The mayor of Houston has vowed to shield undocumented immigrants from deportation and is urging them to seek emergency assistance if they need it during storm-relief efforts.

“I don’t care who you are, I don’t care what your status is,” Mayor Sylvester Turner told reporters Monday. “I do not want you to risk losing your life or [that of] a family member because you’re concerned about SB4 or anything else.”


The timing of Turner’s overture to undocumented residents, many of whom may have been displaced by the historic rainfall and flooding brought by Harvey, is important. The state’s controversial “Show me your papers” law, or SB4, is slated to go into effect Friday, giving cops the authority to question anyone they detain about their immigration status.
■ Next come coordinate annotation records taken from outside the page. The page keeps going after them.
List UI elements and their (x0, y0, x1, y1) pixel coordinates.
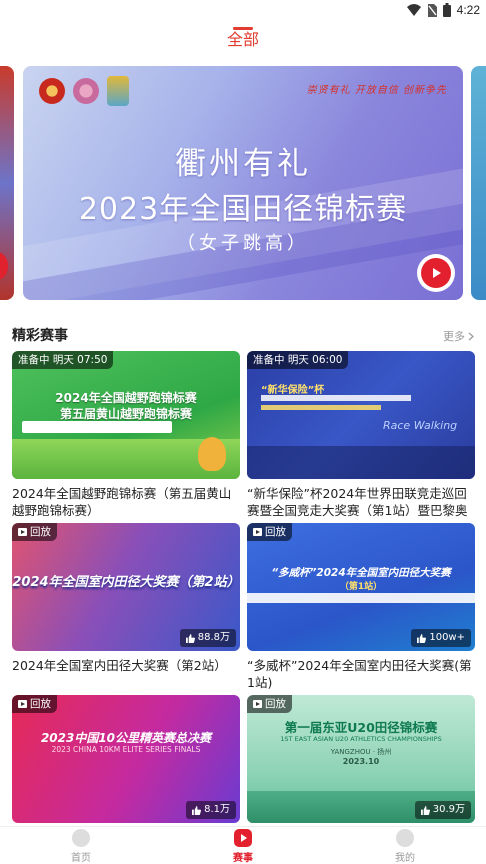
thumbs-up-icon (420, 805, 430, 815)
thumbnail-title-line3: YANGZHOU · 扬州 (330, 748, 392, 756)
event-card[interactable]: 2024年全国越野跑锦标赛 第五届黄山越野跑锦标赛 准备中 明天 07:50 2… (12, 351, 240, 519)
thumbnail-title-line2: 2023 CHINA 10KM ELITE SERIES FINALS (51, 745, 201, 754)
status-badge-label: 回放 (265, 526, 286, 538)
thumbnail-title-line2: （第1站） (339, 582, 383, 592)
likes-count: 100w+ (411, 629, 471, 647)
mascot-image (198, 437, 226, 471)
likes-count-value: 100w+ (429, 632, 465, 643)
thumbs-up-icon (417, 633, 427, 643)
event-card[interactable]: “新华保险”杯 Race Walking 准备中 明天 06:00 “新华保险”… (247, 351, 475, 519)
nav-item-events[interactable]: 赛事 (213, 829, 273, 864)
event-thumbnail: 2023中国10公里精英赛总决赛 2023 CHINA 10KM ELITE S… (12, 695, 240, 823)
event-title: 2024年全国越野跑锦标赛（第五届黄山越野跑锦标赛） (12, 486, 232, 518)
banner-title-line2: 2023年全国田径锦标赛 (78, 192, 408, 227)
chevron-right-icon (468, 332, 474, 340)
event-logo (73, 78, 99, 104)
banner-play-button[interactable] (417, 254, 455, 292)
profile-icon (396, 829, 414, 847)
likes-count-value: 30.9万 (432, 804, 465, 815)
status-bar: 4:22 (0, 0, 486, 22)
nav-label-events: 赛事 (233, 853, 253, 864)
likes-count-value: 8.1万 (204, 804, 230, 815)
thumbnail-title-line1: 2024年全国越野跑锦标赛 (55, 391, 197, 405)
banner-next-slide[interactable] (471, 66, 486, 300)
quzhou-logo (107, 76, 129, 106)
event-thumbnail: 2024年全国室内田径大奖赛（第2站） 回放 88.8万 (12, 523, 240, 651)
status-time: 4:22 (456, 3, 480, 17)
nav-item-home[interactable]: 首页 (51, 829, 111, 864)
nav-label-profile: 我的 (395, 853, 415, 864)
sponsor-strip (247, 593, 475, 603)
event-thumbnail: 第一届东亚U20田径锦标赛 1ST EAST ASIAN U20 ATHLETI… (247, 695, 475, 823)
banner-slide[interactable]: 崇贤有礼 开放自信 创新争先 衢州有礼 2023年全国田径锦标赛 （女子跳高） (23, 66, 463, 300)
tab-all-label: 全部 (226, 30, 259, 49)
status-badge: 回放 (12, 523, 57, 541)
event-card[interactable]: “多威杯”2024年全国室内田径大奖赛 （第1站） 回放 100w+ “多威杯”… (247, 523, 475, 691)
status-badge: 回放 (247, 695, 292, 713)
event-thumbnail: “多威杯”2024年全国室内田径大奖赛 （第1站） 回放 100w+ (247, 523, 475, 651)
sponsor-strip (22, 421, 172, 433)
banner-prev-slide[interactable] (0, 66, 14, 300)
thumbnail-title-line4: 2023.10 (342, 757, 380, 766)
event-title: “新华保险”杯2024年世界田联竞走巡回赛暨全国竞走大奖赛（第1站）暨巴黎奥运会 (247, 486, 468, 518)
home-icon (72, 829, 90, 847)
replay-icon (253, 700, 262, 708)
thumbnail-subtitle-strip (261, 405, 381, 410)
play-icon (421, 258, 451, 288)
status-badge: 回放 (12, 695, 57, 713)
more-link-label: 更多 (443, 330, 465, 343)
likes-count-value: 88.8万 (197, 632, 230, 643)
battery-icon (442, 3, 451, 17)
nav-label-home: 首页 (71, 853, 91, 864)
thumbs-up-icon (185, 633, 195, 643)
status-badge: 准备中 明天 06:00 (247, 351, 349, 369)
thumbs-up-icon (192, 805, 202, 815)
thumbnail-title-line1: 2023中国10公里精英赛总决赛 (40, 731, 212, 745)
more-link[interactable]: 更多 (443, 328, 474, 344)
wifi-icon (406, 4, 421, 16)
status-badge-label: 回放 (30, 526, 51, 538)
event-thumbnail: 2024年全国越野跑锦标赛 第五届黄山越野跑锦标赛 准备中 明天 07:50 (12, 351, 240, 479)
tab-active-indicator (233, 27, 253, 30)
thumbnail-title-line2: 第五届黄山越野跑锦标赛 (59, 407, 192, 421)
event-title: “多威杯”2024年全国室内田径大奖赛(第1站) (247, 658, 472, 690)
thumbnail-subtitle-strip (261, 395, 411, 401)
likes-count: 8.1万 (186, 801, 236, 819)
likes-count: 30.9万 (414, 801, 471, 819)
replay-icon (18, 700, 27, 708)
thumbnail-title-line1: “多威杯”2024年全国室内田径大奖赛 (271, 567, 451, 579)
event-thumbnail: “新华保险”杯 Race Walking 准备中 明天 06:00 (247, 351, 475, 479)
emblem-logo (39, 78, 65, 104)
status-badge-label: 回放 (265, 698, 286, 710)
banner-logos (39, 76, 129, 106)
play-icon (234, 829, 252, 847)
banner-title-line1: 衢州有礼 (175, 146, 311, 182)
bottom-nav: 首页 赛事 我的 (0, 826, 486, 864)
thumbnail-title-line1: 2024年全国室内田径大奖赛（第2站） (12, 575, 240, 590)
status-badge: 回放 (247, 523, 292, 541)
thumbnail-title-line1: 第一届东亚U20田径锦标赛 (284, 720, 438, 735)
replay-icon (18, 528, 27, 536)
sim-card-icon (427, 3, 437, 17)
event-card[interactable]: 2024年全国室内田径大奖赛（第2站） 回放 88.8万 2024年全国室内田径… (12, 523, 240, 691)
thumbnail-title-line2: Race Walking (383, 419, 458, 432)
banner-slogan: 崇贤有礼 开放自信 创新争先 (306, 85, 447, 96)
nav-item-profile[interactable]: 我的 (375, 829, 435, 864)
thumbnail-title-line1: “新华保险”杯 (261, 385, 325, 396)
thumbnail-title-line2: 1ST EAST ASIAN U20 ATHLETICS CHAMPIONSHI… (280, 735, 442, 743)
play-button-icon (0, 251, 8, 281)
likes-count: 88.8万 (179, 629, 236, 647)
event-title: 2024年全国室内田径大奖赛（第2站） (12, 658, 227, 673)
banner-title-line3: （女子跳高） (177, 233, 309, 254)
status-badge-label: 回放 (30, 698, 51, 710)
status-badge: 准备中 明天 07:50 (12, 351, 114, 369)
replay-icon (253, 528, 262, 536)
runners-silhouette (247, 446, 475, 479)
section-title: 精彩赛事 (12, 328, 68, 344)
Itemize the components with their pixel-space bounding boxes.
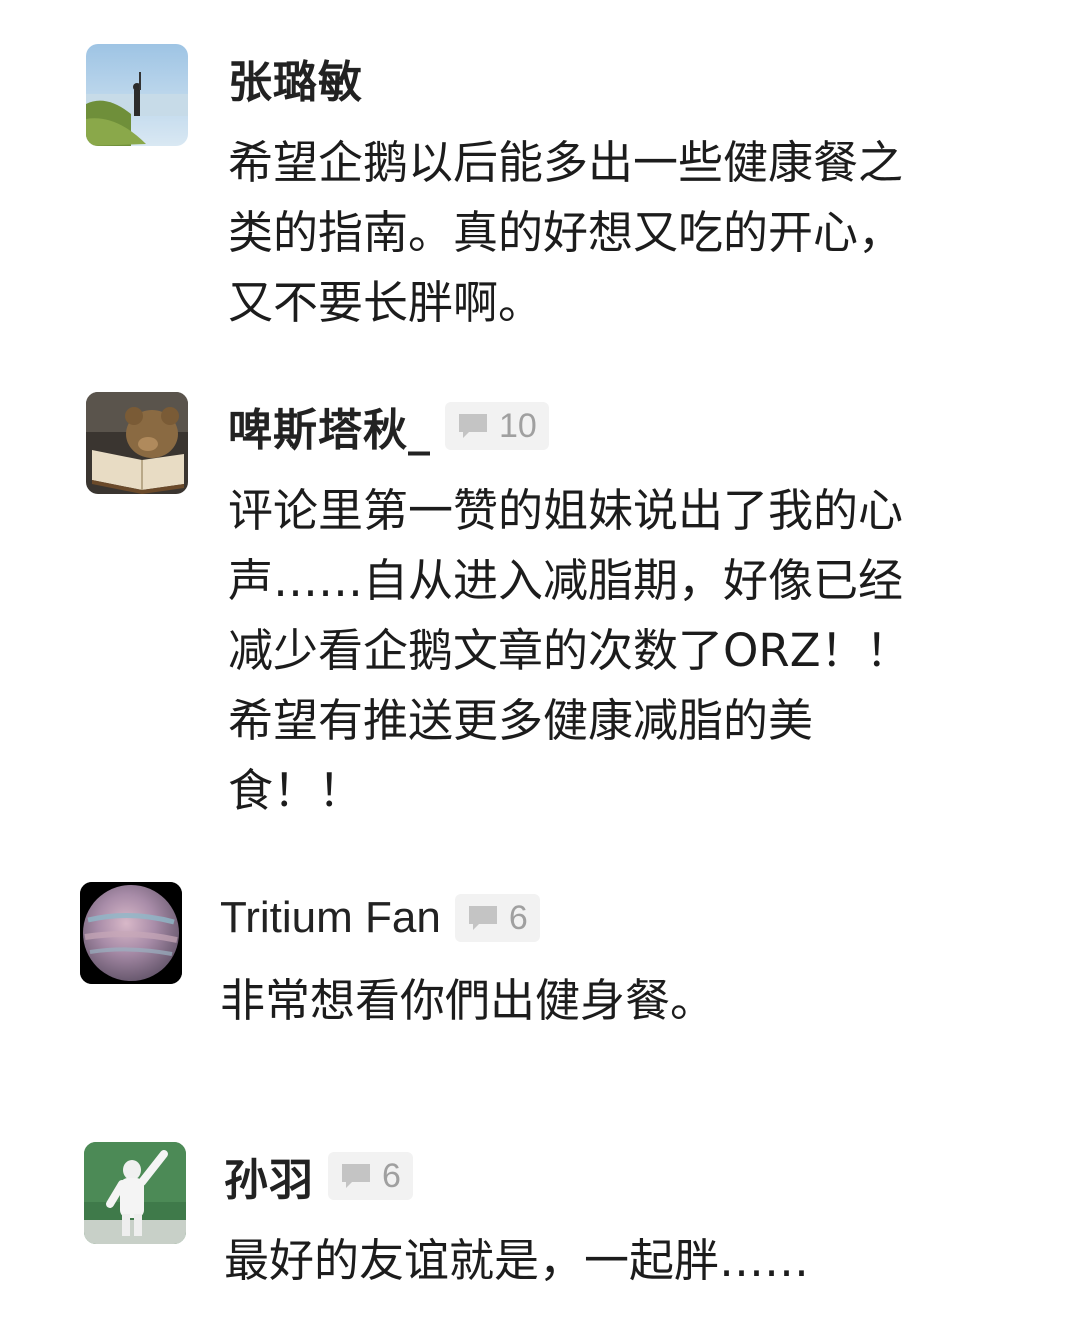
comment-bubble-icon (468, 906, 497, 930)
author-name[interactable]: Tritium Fan (220, 893, 441, 943)
comment-line: 减少看企鹅文章的次数了ORZ！！ (228, 624, 911, 677)
avatar[interactable] (84, 1142, 186, 1244)
person-by-lake-avatar-icon (86, 44, 188, 146)
comment-line: 最好的友谊就是，一起胖…… (224, 1234, 810, 1287)
reply-count-badge[interactable]: 10 (445, 402, 549, 450)
author-name[interactable]: 孙羽 (224, 1144, 314, 1208)
comment-line: 食！！ (228, 764, 364, 817)
reply-count: 10 (499, 406, 537, 445)
comment-text: 最好的友谊就是，一起胖…… (224, 1226, 809, 1296)
comment-line: 声……自从进入减脂期，好像已经 (228, 554, 904, 607)
author-name[interactable]: 张璐敏 (228, 46, 363, 110)
comment-line: 非常想看你們出健身餐。 (220, 974, 716, 1027)
comment-line: 希望企鹅以后能多出一些健康餐之 (228, 136, 904, 189)
comment-text: 评论里第一赞的姐妹说出了我的心 声……自从进入减脂期，好像已经 减少看企鹅文章的… (228, 476, 911, 826)
comment-line: 评论里第一赞的姐妹说出了我的心 (228, 484, 904, 537)
reply-count: 6 (508, 898, 528, 937)
comment-text: 非常想看你們出健身餐。 (220, 966, 715, 1036)
comment-line: 类的指南。真的好想又吃的开心， (228, 206, 904, 259)
avatar[interactable] (80, 882, 182, 984)
planet-avatar-icon (80, 882, 182, 984)
reply-count-badge[interactable]: 6 (454, 894, 540, 942)
reply-count-badge[interactable]: 6 (328, 1152, 413, 1200)
avatar[interactable] (86, 44, 188, 146)
comment-text: 希望企鹅以后能多出一些健康餐之 类的指南。真的好想又吃的开心， 又不要长胖啊。 (228, 128, 903, 338)
comment-line: 希望有推送更多健康减脂的美 (228, 694, 814, 747)
hazmat-suit-avatar-icon (84, 1142, 186, 1244)
comment-line: 又不要长胖啊。 (228, 276, 544, 329)
comment-bubble-icon (342, 1164, 370, 1188)
author-name[interactable]: 啤斯塔秋_ (228, 394, 431, 458)
teddy-bear-book-avatar-icon (86, 392, 188, 494)
comment-bubble-icon (459, 414, 487, 438)
reply-count: 6 (382, 1156, 401, 1195)
avatar[interactable] (86, 392, 188, 494)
The law also outlaws so-called sanctuary cities where local authorities do not cooperate fully with federal immigration enforcement efforts.

“If you are in a stressful situation, I don’t care who you are, I don’t care what your religion is, I don’t care what your language is. You come and take advantage of every service we have,” Sylvester added.

FEMA said Monday that an estimated 30,000 people may be in need of shelter due to the unrelenting rains pummeling the Houston area. As of Tuesday morning, at least 10 people had died.

The Houston area has the third-biggest undocumented population in the U.S., according to Pew Research analysis from 2014. Pew estimated based on Census data that there are 575,000 undocumented immigrants living in the Houston area, representing about 8.7 percent of the population.

Turner, a Democrat, promised to personally provide legal representation to anyone who finds themselves in the hands of immigration authorities. He also doubled down on his opposition to SB4, urging state lawmakers to put the law “on the shelf” while rescue and hurricane relief efforts are underway.

There’s still a chance the law won’t go into effect at all. A handful of cities, including Texas, and civil rights groups have filed suit against the state on constitutional grounds, saying that SB4 would have a chilling effect on the immigrant community and is overly broad.

U.S. District Judge Orlando Garcia is expected to decide before the end of the week whether to grant the plaintiffs an injunction.